Luoghi che divengono simboli della nostra condizione o dei nostri pensieri. “Il gelo ha ricoperto i vasi/su questo terrazzo dove non andiamo mai/Il vento piega gli alberi/e tende i fili/dove nessuno stende più la biancheria”. I testi di Clementi non parlano di grandi cose ma di macrocosmi rappresentativi del tutto, accompagnati dalle tensioni elettriche di Egle Sommacal e in generale da atmosfere penetranti, scandite dalle ritmiche geometriche di Vittoria Burattini.
Questo disco uscì nel 1997, un anno in cui uscirono molti altri dischi italiani cui sono particolarmente legato e verso i quali nutro il medesimo affetto che potrei riservare per un essere umano.

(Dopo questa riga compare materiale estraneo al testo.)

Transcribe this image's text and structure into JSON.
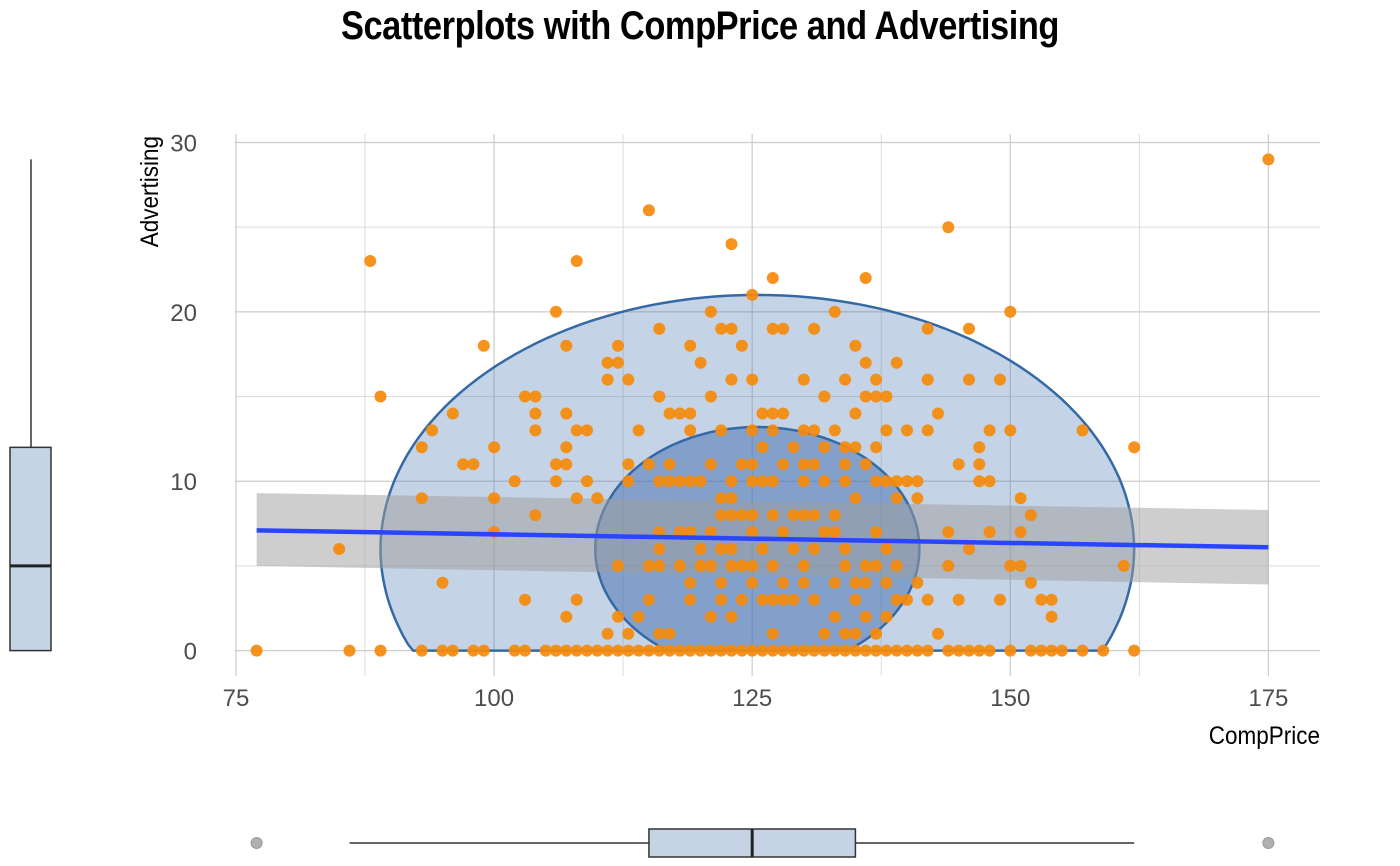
{
  "chart_data": {
    "type": "scatter",
    "title": "Scatterplots with CompPrice and Advertising",
    "xlabel": "CompPrice",
    "ylabel": "Advertising",
    "xlim": [
      72,
      180
    ],
    "ylim": [
      -1.5,
      30.5
    ],
    "xticks": [
      75,
      100,
      125,
      150,
      175
    ],
    "yticks": [
      0,
      10,
      20,
      30
    ],
    "grid": true,
    "colors": {
      "points": "#f58a0b",
      "regression_line": "#2a45ff",
      "confidence_band": "#9e9e9e",
      "ellipse_fill": "#4a77b2",
      "ellipse_stroke": "#3569a6",
      "boxplot_fill": "#c5d3e5"
    },
    "regression": {
      "x": [
        77,
        175
      ],
      "y": [
        7.1,
        6.1
      ],
      "band_lower": [
        5.0,
        3.9
      ],
      "band_upper": [
        9.3,
        8.3
      ]
    },
    "ellipse_outer": {
      "cx": 125.5,
      "cy": 6,
      "rx": 36.5,
      "ry": 15,
      "clip_min": 0
    },
    "ellipse_inner": {
      "cx": 125.5,
      "cy": 6,
      "rx": 15.7,
      "ry": 7.2,
      "clip_min": 0
    },
    "boxplot_x": {
      "min": 86,
      "q1": 115,
      "median": 125,
      "q3": 135,
      "max": 162,
      "outliers": [
        77,
        175
      ]
    },
    "boxplot_y": {
      "min": 0,
      "q1": 0,
      "median": 5,
      "q3": 12,
      "max": 29
    },
    "points": [
      [
        77,
        0
      ],
      [
        86,
        0
      ],
      [
        89,
        0
      ],
      [
        93,
        0
      ],
      [
        95,
        0
      ],
      [
        96,
        0
      ],
      [
        98,
        0
      ],
      [
        99,
        0
      ],
      [
        102,
        0
      ],
      [
        103,
        0
      ],
      [
        105,
        0
      ],
      [
        106,
        0
      ],
      [
        107,
        0
      ],
      [
        108,
        0
      ],
      [
        109,
        0
      ],
      [
        110,
        0
      ],
      [
        111,
        0
      ],
      [
        112,
        0
      ],
      [
        113,
        0
      ],
      [
        114,
        0
      ],
      [
        115,
        0
      ],
      [
        116,
        0
      ],
      [
        117,
        0
      ],
      [
        118,
        0
      ],
      [
        119,
        0
      ],
      [
        120,
        0
      ],
      [
        121,
        0
      ],
      [
        122,
        0
      ],
      [
        123,
        0
      ],
      [
        124,
        0
      ],
      [
        125,
        0
      ],
      [
        126,
        0
      ],
      [
        127,
        0
      ],
      [
        128,
        0
      ],
      [
        129,
        0
      ],
      [
        130,
        0
      ],
      [
        131,
        0
      ],
      [
        132,
        0
      ],
      [
        133,
        0
      ],
      [
        134,
        0
      ],
      [
        135,
        0
      ],
      [
        136,
        0
      ],
      [
        137,
        0
      ],
      [
        138,
        0
      ],
      [
        139,
        0
      ],
      [
        140,
        0
      ],
      [
        141,
        0
      ],
      [
        142,
        0
      ],
      [
        144,
        0
      ],
      [
        145,
        0
      ],
      [
        146,
        0
      ],
      [
        147,
        0
      ],
      [
        148,
        0
      ],
      [
        150,
        0
      ],
      [
        152,
        0
      ],
      [
        153,
        0
      ],
      [
        154,
        0
      ],
      [
        155,
        0
      ],
      [
        157,
        0
      ],
      [
        159,
        0
      ],
      [
        162,
        0
      ],
      [
        85,
        6
      ],
      [
        88,
        23
      ],
      [
        89,
        15
      ],
      [
        93,
        12
      ],
      [
        93,
        9
      ],
      [
        94,
        13
      ],
      [
        95,
        4
      ],
      [
        96,
        14
      ],
      [
        97,
        11
      ],
      [
        98,
        11
      ],
      [
        99,
        18
      ],
      [
        100,
        12
      ],
      [
        100,
        9
      ],
      [
        100,
        7
      ],
      [
        102,
        10
      ],
      [
        103,
        15
      ],
      [
        103,
        3
      ],
      [
        104,
        15
      ],
      [
        104,
        14
      ],
      [
        104,
        13
      ],
      [
        104,
        8
      ],
      [
        106,
        20
      ],
      [
        106,
        11
      ],
      [
        106,
        10
      ],
      [
        107,
        18
      ],
      [
        107,
        14
      ],
      [
        107,
        12
      ],
      [
        107,
        11
      ],
      [
        107,
        2
      ],
      [
        108,
        23
      ],
      [
        108,
        13
      ],
      [
        108,
        9
      ],
      [
        108,
        3
      ],
      [
        109,
        13
      ],
      [
        109,
        10
      ],
      [
        110,
        9
      ],
      [
        111,
        17
      ],
      [
        111,
        16
      ],
      [
        111,
        1
      ],
      [
        112,
        18
      ],
      [
        112,
        17
      ],
      [
        112,
        5
      ],
      [
        112,
        2
      ],
      [
        113,
        16
      ],
      [
        113,
        11
      ],
      [
        113,
        10
      ],
      [
        113,
        1
      ],
      [
        114,
        13
      ],
      [
        114,
        2
      ],
      [
        115,
        26
      ],
      [
        115,
        11
      ],
      [
        115,
        5
      ],
      [
        115,
        3
      ],
      [
        116,
        19
      ],
      [
        116,
        15
      ],
      [
        116,
        10
      ],
      [
        116,
        7
      ],
      [
        116,
        6
      ],
      [
        116,
        5
      ],
      [
        116,
        1
      ],
      [
        117,
        14
      ],
      [
        117,
        11
      ],
      [
        117,
        10
      ],
      [
        117,
        1
      ],
      [
        118,
        14
      ],
      [
        118,
        10
      ],
      [
        118,
        7
      ],
      [
        118,
        5
      ],
      [
        119,
        18
      ],
      [
        119,
        14
      ],
      [
        119,
        13
      ],
      [
        119,
        10
      ],
      [
        119,
        7
      ],
      [
        119,
        4
      ],
      [
        119,
        3
      ],
      [
        120,
        17
      ],
      [
        120,
        10
      ],
      [
        120,
        6
      ],
      [
        120,
        5
      ],
      [
        121,
        20
      ],
      [
        121,
        15
      ],
      [
        121,
        11
      ],
      [
        121,
        7
      ],
      [
        121,
        5
      ],
      [
        121,
        2
      ],
      [
        122,
        19
      ],
      [
        122,
        13
      ],
      [
        122,
        9
      ],
      [
        122,
        8
      ],
      [
        122,
        6
      ],
      [
        122,
        4
      ],
      [
        122,
        3
      ],
      [
        123,
        24
      ],
      [
        123,
        19
      ],
      [
        123,
        16
      ],
      [
        123,
        10
      ],
      [
        123,
        9
      ],
      [
        123,
        8
      ],
      [
        123,
        6
      ],
      [
        123,
        5
      ],
      [
        123,
        2
      ],
      [
        124,
        18
      ],
      [
        124,
        11
      ],
      [
        124,
        8
      ],
      [
        124,
        5
      ],
      [
        124,
        3
      ],
      [
        125,
        21
      ],
      [
        125,
        16
      ],
      [
        125,
        13
      ],
      [
        125,
        11
      ],
      [
        125,
        10
      ],
      [
        125,
        8
      ],
      [
        125,
        7
      ],
      [
        125,
        5
      ],
      [
        125,
        4
      ],
      [
        126,
        14
      ],
      [
        126,
        12
      ],
      [
        126,
        10
      ],
      [
        126,
        6
      ],
      [
        126,
        3
      ],
      [
        127,
        22
      ],
      [
        127,
        19
      ],
      [
        127,
        14
      ],
      [
        127,
        13
      ],
      [
        127,
        10
      ],
      [
        127,
        8
      ],
      [
        127,
        5
      ],
      [
        127,
        3
      ],
      [
        127,
        1
      ],
      [
        128,
        19
      ],
      [
        128,
        14
      ],
      [
        128,
        11
      ],
      [
        128,
        7
      ],
      [
        128,
        4
      ],
      [
        128,
        3
      ],
      [
        129,
        12
      ],
      [
        129,
        8
      ],
      [
        129,
        6
      ],
      [
        129,
        3
      ],
      [
        130,
        16
      ],
      [
        130,
        13
      ],
      [
        130,
        11
      ],
      [
        130,
        10
      ],
      [
        130,
        8
      ],
      [
        130,
        5
      ],
      [
        130,
        4
      ],
      [
        131,
        19
      ],
      [
        131,
        13
      ],
      [
        131,
        11
      ],
      [
        131,
        8
      ],
      [
        131,
        6
      ],
      [
        131,
        3
      ],
      [
        132,
        15
      ],
      [
        132,
        12
      ],
      [
        132,
        10
      ],
      [
        132,
        7
      ],
      [
        132,
        1
      ],
      [
        133,
        20
      ],
      [
        133,
        13
      ],
      [
        133,
        8
      ],
      [
        133,
        7
      ],
      [
        133,
        4
      ],
      [
        133,
        2
      ],
      [
        134,
        16
      ],
      [
        134,
        12
      ],
      [
        134,
        11
      ],
      [
        134,
        10
      ],
      [
        134,
        6
      ],
      [
        134,
        5
      ],
      [
        134,
        1
      ],
      [
        135,
        18
      ],
      [
        135,
        14
      ],
      [
        135,
        12
      ],
      [
        135,
        9
      ],
      [
        135,
        4
      ],
      [
        135,
        3
      ],
      [
        135,
        1
      ],
      [
        136,
        22
      ],
      [
        136,
        17
      ],
      [
        136,
        15
      ],
      [
        136,
        11
      ],
      [
        136,
        5
      ],
      [
        136,
        4
      ],
      [
        136,
        2
      ],
      [
        137,
        16
      ],
      [
        137,
        15
      ],
      [
        137,
        12
      ],
      [
        137,
        10
      ],
      [
        137,
        7
      ],
      [
        137,
        5
      ],
      [
        137,
        1
      ],
      [
        138,
        15
      ],
      [
        138,
        13
      ],
      [
        138,
        10
      ],
      [
        138,
        6
      ],
      [
        138,
        4
      ],
      [
        138,
        2
      ],
      [
        139,
        17
      ],
      [
        139,
        10
      ],
      [
        139,
        9
      ],
      [
        139,
        5
      ],
      [
        139,
        3
      ],
      [
        140,
        13
      ],
      [
        140,
        10
      ],
      [
        140,
        3
      ],
      [
        141,
        10
      ],
      [
        141,
        9
      ],
      [
        141,
        4
      ],
      [
        142,
        19
      ],
      [
        142,
        16
      ],
      [
        142,
        13
      ],
      [
        142,
        3
      ],
      [
        143,
        14
      ],
      [
        143,
        1
      ],
      [
        144,
        25
      ],
      [
        144,
        7
      ],
      [
        144,
        5
      ],
      [
        145,
        11
      ],
      [
        145,
        3
      ],
      [
        146,
        19
      ],
      [
        146,
        16
      ],
      [
        146,
        6
      ],
      [
        147,
        12
      ],
      [
        147,
        11
      ],
      [
        147,
        10
      ],
      [
        148,
        13
      ],
      [
        148,
        10
      ],
      [
        148,
        7
      ],
      [
        149,
        16
      ],
      [
        149,
        3
      ],
      [
        150,
        20
      ],
      [
        150,
        13
      ],
      [
        150,
        5
      ],
      [
        151,
        9
      ],
      [
        151,
        7
      ],
      [
        151,
        5
      ],
      [
        152,
        8
      ],
      [
        152,
        4
      ],
      [
        153,
        3
      ],
      [
        154,
        3
      ],
      [
        154,
        2
      ],
      [
        157,
        13
      ],
      [
        161,
        5
      ],
      [
        162,
        12
      ],
      [
        175,
        29
      ]
    ]
  }
}
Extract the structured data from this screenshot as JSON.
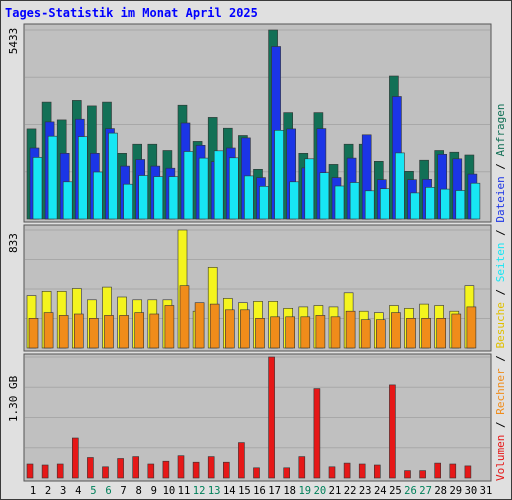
{
  "title": "Tages-Statistik im Monat April 2025",
  "chart_data": [
    {
      "type": "bar",
      "panel": "top",
      "y_max_label": "5433",
      "ylim": [
        0,
        5433
      ],
      "categories": [
        "1",
        "2",
        "3",
        "4",
        "5",
        "6",
        "7",
        "8",
        "9",
        "10",
        "11",
        "12",
        "13",
        "14",
        "15",
        "16",
        "17",
        "18",
        "19",
        "20",
        "21",
        "22",
        "23",
        "24",
        "25",
        "26",
        "27",
        "28",
        "29",
        "30",
        "31"
      ],
      "weekend_days": [
        "5",
        "6",
        "12",
        "13",
        "19",
        "20",
        "26",
        "27"
      ],
      "series": [
        {
          "name": "Anfragen",
          "color": "#127056",
          "values": [
            2590,
            3360,
            2850,
            3410,
            3250,
            3360,
            1890,
            2150,
            2150,
            1970,
            3270,
            2230,
            2920,
            2610,
            2400,
            1430,
            5433,
            3060,
            1890,
            3060,
            1570,
            2150,
            2150,
            1660,
            4110,
            1370,
            1690,
            1970,
            1920,
            1840,
            null
          ]
        },
        {
          "name": "Dateien",
          "color": "#1b35e6",
          "values": [
            2040,
            2790,
            1890,
            2870,
            1890,
            2600,
            1520,
            1710,
            1520,
            1460,
            2760,
            2120,
            1650,
            2040,
            2330,
            1190,
            4960,
            2590,
            1470,
            2600,
            1190,
            1750,
            2420,
            1130,
            3520,
            1130,
            1140,
            1860,
            1730,
            1290,
            null
          ]
        },
        {
          "name": "Seiten",
          "color": "#17e6f4",
          "values": [
            1770,
            2380,
            1070,
            2370,
            1350,
            2470,
            1000,
            1250,
            1220,
            1220,
            1940,
            1750,
            1960,
            1760,
            1240,
            940,
            2550,
            1070,
            1730,
            1330,
            950,
            1050,
            810,
            870,
            1900,
            750,
            910,
            860,
            820,
            1030,
            null
          ]
        }
      ]
    },
    {
      "type": "bar",
      "panel": "middle",
      "y_max_label": "833",
      "ylim": [
        0,
        833
      ],
      "series": [
        {
          "name": "Besuche",
          "color": "#f4f41e",
          "values": [
            370,
            400,
            400,
            420,
            340,
            430,
            360,
            340,
            340,
            340,
            833,
            260,
            570,
            350,
            320,
            330,
            330,
            280,
            290,
            300,
            290,
            390,
            260,
            250,
            300,
            280,
            310,
            300,
            260,
            440,
            null
          ]
        },
        {
          "name": "Rechner",
          "color": "#f08c1a",
          "values": [
            210,
            250,
            230,
            240,
            210,
            230,
            230,
            250,
            240,
            300,
            440,
            320,
            310,
            270,
            270,
            210,
            220,
            220,
            220,
            230,
            220,
            260,
            200,
            200,
            250,
            210,
            210,
            210,
            240,
            290,
            null
          ]
        }
      ]
    },
    {
      "type": "bar",
      "panel": "bottom",
      "y_max_label": "1.30 GB",
      "ylim": [
        0,
        1.3
      ],
      "series": [
        {
          "name": "Volumen",
          "color": "#e61717",
          "values": [
            0.15,
            0.14,
            0.15,
            0.43,
            0.22,
            0.12,
            0.21,
            0.23,
            0.15,
            0.18,
            0.24,
            0.17,
            0.23,
            0.17,
            0.38,
            0.11,
            1.3,
            0.11,
            0.23,
            0.96,
            0.12,
            0.16,
            0.15,
            0.14,
            1.0,
            0.08,
            0.08,
            0.16,
            0.15,
            0.13,
            null
          ]
        }
      ]
    }
  ],
  "legend": [
    {
      "text": "Volumen",
      "color": "#e61717"
    },
    {
      "text": "Rechner",
      "color": "#f08c1a"
    },
    {
      "text": "Besuche",
      "color": "#e0c000"
    },
    {
      "text": "Seiten",
      "color": "#17e6f4"
    },
    {
      "text": "Dateien",
      "color": "#1b35e6"
    },
    {
      "text": "Anfragen",
      "color": "#127056"
    }
  ],
  "legend_separator": " / ",
  "colors": {
    "weekday_label": "#000000",
    "weekend_label": "#00805a",
    "panel_bg": "#c0c0c0",
    "grid": "#a8a8a8"
  }
}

Perché alla fine non siamo altro che esseri umani, con un software già installato, le cui emozioni sono il risultato di ciò che abbiamo vissuto, di ciò che immaginiamo e di ciò che è in grado di unire più ricordi e situazioni possibili. Probabilmente non ci stancheremo mai di dire che cerchiamo “un buon posto per dimenticare”, solo per affermare che cerchiamo il modo di trasformare i ricordi in parti di noi stessi.